I have made a few synthetic benchmarks to test how faster a typed instruction was than a regular untyped one. This consisted in running all in a loop and measuring the time it took. Assuming the loop takes the same amount of time in both cases, the difference in time should be the instruction itself. Typed instructions are consistently faster in all tests.

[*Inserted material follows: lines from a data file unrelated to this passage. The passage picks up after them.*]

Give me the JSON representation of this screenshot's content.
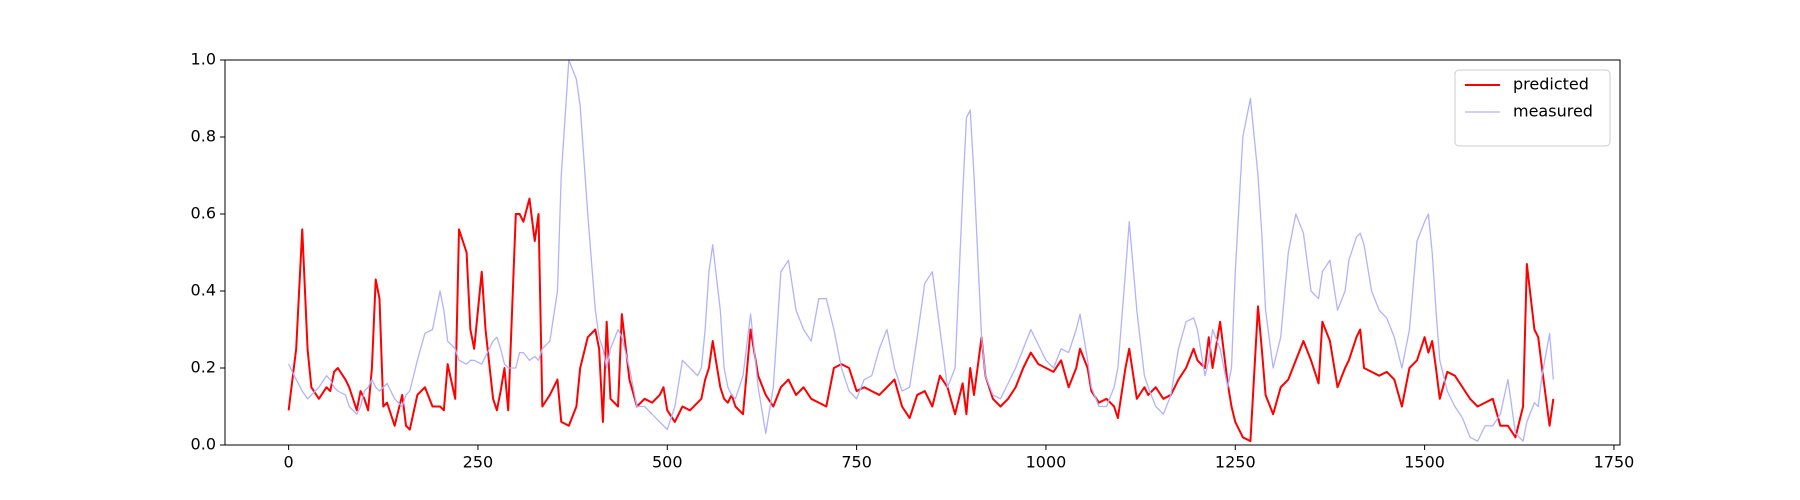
{
  "chart_data": {
    "type": "line",
    "x": [
      0,
      10,
      18,
      25,
      30,
      40,
      50,
      55,
      60,
      65,
      75,
      80,
      90,
      95,
      100,
      105,
      110,
      115,
      120,
      125,
      130,
      140,
      150,
      155,
      160,
      170,
      180,
      190,
      200,
      205,
      210,
      220,
      225,
      235,
      240,
      245,
      255,
      260,
      270,
      275,
      280,
      285,
      290,
      300,
      305,
      310,
      318,
      325,
      330,
      335,
      345,
      355,
      360,
      370,
      380,
      385,
      395,
      405,
      410,
      415,
      420,
      425,
      435,
      440,
      450,
      460,
      470,
      480,
      490,
      495,
      500,
      510,
      520,
      530,
      540,
      545,
      550,
      555,
      560,
      570,
      575,
      580,
      585,
      590,
      600,
      610,
      620,
      630,
      640,
      650,
      660,
      670,
      680,
      690,
      700,
      710,
      720,
      730,
      740,
      750,
      760,
      770,
      780,
      790,
      800,
      810,
      820,
      830,
      840,
      850,
      860,
      870,
      880,
      890,
      895,
      900,
      905,
      915,
      920,
      930,
      940,
      950,
      960,
      970,
      980,
      990,
      1000,
      1010,
      1020,
      1030,
      1040,
      1045,
      1055,
      1060,
      1070,
      1080,
      1090,
      1095,
      1105,
      1110,
      1120,
      1130,
      1135,
      1145,
      1155,
      1165,
      1175,
      1185,
      1195,
      1200,
      1210,
      1215,
      1220,
      1230,
      1240,
      1245,
      1250,
      1260,
      1270,
      1280,
      1285,
      1290,
      1300,
      1310,
      1320,
      1330,
      1340,
      1350,
      1360,
      1365,
      1375,
      1385,
      1395,
      1400,
      1410,
      1415,
      1420,
      1430,
      1440,
      1450,
      1460,
      1470,
      1480,
      1490,
      1500,
      1505,
      1510,
      1515,
      1520,
      1530,
      1540,
      1550,
      1560,
      1570,
      1580,
      1590,
      1600,
      1610,
      1620,
      1630,
      1635,
      1645,
      1650,
      1655,
      1665,
      1670
    ],
    "series": [
      {
        "name": "predicted",
        "color": "#ff0000",
        "values": [
          0.09,
          0.25,
          0.56,
          0.25,
          0.15,
          0.12,
          0.15,
          0.14,
          0.19,
          0.2,
          0.17,
          0.15,
          0.09,
          0.14,
          0.12,
          0.09,
          0.2,
          0.43,
          0.38,
          0.1,
          0.11,
          0.05,
          0.13,
          0.05,
          0.04,
          0.13,
          0.15,
          0.1,
          0.1,
          0.09,
          0.21,
          0.12,
          0.56,
          0.5,
          0.3,
          0.25,
          0.45,
          0.3,
          0.12,
          0.09,
          0.14,
          0.2,
          0.09,
          0.6,
          0.6,
          0.58,
          0.64,
          0.53,
          0.6,
          0.1,
          0.13,
          0.17,
          0.06,
          0.05,
          0.1,
          0.2,
          0.28,
          0.3,
          0.25,
          0.06,
          0.32,
          0.12,
          0.1,
          0.34,
          0.17,
          0.1,
          0.12,
          0.11,
          0.13,
          0.15,
          0.09,
          0.06,
          0.1,
          0.09,
          0.11,
          0.12,
          0.17,
          0.2,
          0.27,
          0.15,
          0.12,
          0.11,
          0.13,
          0.1,
          0.08,
          0.3,
          0.18,
          0.13,
          0.1,
          0.15,
          0.17,
          0.13,
          0.15,
          0.12,
          0.11,
          0.1,
          0.2,
          0.21,
          0.2,
          0.14,
          0.15,
          0.14,
          0.13,
          0.15,
          0.17,
          0.1,
          0.07,
          0.13,
          0.14,
          0.1,
          0.18,
          0.15,
          0.08,
          0.16,
          0.08,
          0.2,
          0.13,
          0.28,
          0.18,
          0.12,
          0.1,
          0.12,
          0.15,
          0.2,
          0.24,
          0.21,
          0.2,
          0.19,
          0.22,
          0.15,
          0.2,
          0.25,
          0.2,
          0.14,
          0.11,
          0.12,
          0.1,
          0.07,
          0.2,
          0.25,
          0.12,
          0.15,
          0.13,
          0.15,
          0.12,
          0.13,
          0.17,
          0.2,
          0.25,
          0.22,
          0.2,
          0.28,
          0.2,
          0.32,
          0.16,
          0.1,
          0.06,
          0.02,
          0.01,
          0.36,
          0.25,
          0.13,
          0.08,
          0.15,
          0.17,
          0.22,
          0.27,
          0.22,
          0.16,
          0.32,
          0.27,
          0.15,
          0.2,
          0.22,
          0.28,
          0.3,
          0.2,
          0.19,
          0.18,
          0.19,
          0.17,
          0.1,
          0.2,
          0.22,
          0.28,
          0.24,
          0.27,
          0.2,
          0.12,
          0.19,
          0.18,
          0.15,
          0.12,
          0.1,
          0.11,
          0.12,
          0.05,
          0.05,
          0.02,
          0.1,
          0.47,
          0.3,
          0.28,
          0.2,
          0.05,
          0.12
        ]
      },
      {
        "name": "measured",
        "color": "#b2b2ff",
        "values": [
          0.21,
          0.17,
          0.14,
          0.12,
          0.13,
          0.15,
          0.18,
          0.17,
          0.15,
          0.14,
          0.13,
          0.1,
          0.08,
          0.1,
          0.14,
          0.15,
          0.17,
          0.15,
          0.14,
          0.15,
          0.16,
          0.12,
          0.1,
          0.13,
          0.14,
          0.22,
          0.29,
          0.3,
          0.4,
          0.35,
          0.27,
          0.25,
          0.22,
          0.21,
          0.22,
          0.22,
          0.21,
          0.23,
          0.27,
          0.28,
          0.25,
          0.21,
          0.2,
          0.2,
          0.24,
          0.24,
          0.22,
          0.23,
          0.22,
          0.25,
          0.27,
          0.4,
          0.7,
          1.0,
          0.95,
          0.88,
          0.6,
          0.35,
          0.28,
          0.25,
          0.2,
          0.25,
          0.3,
          0.28,
          0.2,
          0.1,
          0.1,
          0.08,
          0.06,
          0.05,
          0.04,
          0.1,
          0.22,
          0.2,
          0.18,
          0.2,
          0.3,
          0.45,
          0.52,
          0.35,
          0.2,
          0.15,
          0.13,
          0.12,
          0.18,
          0.34,
          0.15,
          0.03,
          0.15,
          0.45,
          0.48,
          0.35,
          0.3,
          0.27,
          0.38,
          0.38,
          0.3,
          0.2,
          0.14,
          0.12,
          0.17,
          0.18,
          0.25,
          0.3,
          0.2,
          0.14,
          0.15,
          0.28,
          0.42,
          0.45,
          0.3,
          0.15,
          0.2,
          0.65,
          0.85,
          0.87,
          0.7,
          0.28,
          0.18,
          0.13,
          0.12,
          0.16,
          0.2,
          0.25,
          0.3,
          0.26,
          0.22,
          0.2,
          0.25,
          0.24,
          0.3,
          0.34,
          0.22,
          0.15,
          0.1,
          0.1,
          0.15,
          0.2,
          0.45,
          0.58,
          0.35,
          0.18,
          0.15,
          0.1,
          0.08,
          0.13,
          0.25,
          0.32,
          0.33,
          0.3,
          0.18,
          0.22,
          0.3,
          0.25,
          0.15,
          0.2,
          0.45,
          0.8,
          0.9,
          0.7,
          0.55,
          0.35,
          0.2,
          0.28,
          0.5,
          0.6,
          0.55,
          0.4,
          0.38,
          0.45,
          0.48,
          0.35,
          0.4,
          0.48,
          0.54,
          0.55,
          0.52,
          0.4,
          0.35,
          0.33,
          0.28,
          0.2,
          0.3,
          0.53,
          0.58,
          0.6,
          0.5,
          0.35,
          0.22,
          0.14,
          0.1,
          0.07,
          0.02,
          0.01,
          0.05,
          0.05,
          0.08,
          0.17,
          0.03,
          0.01,
          0.06,
          0.11,
          0.1,
          0.18,
          0.29,
          0.17
        ]
      }
    ],
    "xlim": [
      -84,
      1758
    ],
    "xticks": [
      0,
      250,
      500,
      750,
      1000,
      1250,
      1500,
      1750
    ],
    "ylim": [
      0,
      1
    ],
    "yticks": [
      {
        "value": 0,
        "label": "0.0"
      },
      0.2,
      0.4,
      0.6,
      0.8,
      {
        "value": 1,
        "label": "1.0"
      }
    ],
    "legend": "upper right",
    "grid": false
  }
}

- Subscript/attribute: about 5-7% faster
- Operations: about 25-50% faster
- Function calls in built-in types (without pre-validated arguments): about 30% faster
- Function calls in built-in types (with pre-validated arguments): about 70% faster
- Function calls in native classes (without pre-validated arguments): about 70-80% faster
- Function calls in native classes (with pre-validated arguments): about 120-150% faster
- Built-in function calls: about 25-50% faster
- Iteration: about 10-50% faster (dictionaries and strings have a lesser performance gain)
Those were measured with a debug build. It should perform better with release builds.
Can it be more optimized?
Yes, there are still room for further optimization. But since it can get quite complicated we left this for a later review. There are some inner working in the VM that could be better. For instance, we could reduce the type changes in the stack (when they are attributed a new value) which reduce the operations needed to perform the instructions, making them faster. We could also improve type inference to rely less on static typing and allow simpler code to still get a speed boost.
Also, code in GDScript is not yet optimized by the compiler. Once we reach that it’ll certainly improve overall speed of execution of the scripts.
I want to point out GDScript is not as slow as some imagine. Much of what you do is leveraged to the engine internals, which are built in C++ and optimized already. In my tests I had loops of 100,000 iterations and even the function calls (which are generally slower) were hitting about 70ms for running the whole loop (sure I do have a somewhat good CPU, but this is running single-threaded in debug mode). While it might be a bit slower than other languages, it’s definitely up for the task at hand (that is, making game logic).
Now that this first optimization of the VM is complete, I’ll be a bit away from GDScript to focus on GDNative. Since it doesn’t have a dedicated maintainer anymore and it needs many improvements, especially on the usability side. We’ll meet with coredevs familiar with GDNative to decide what needs to be done and start working on it.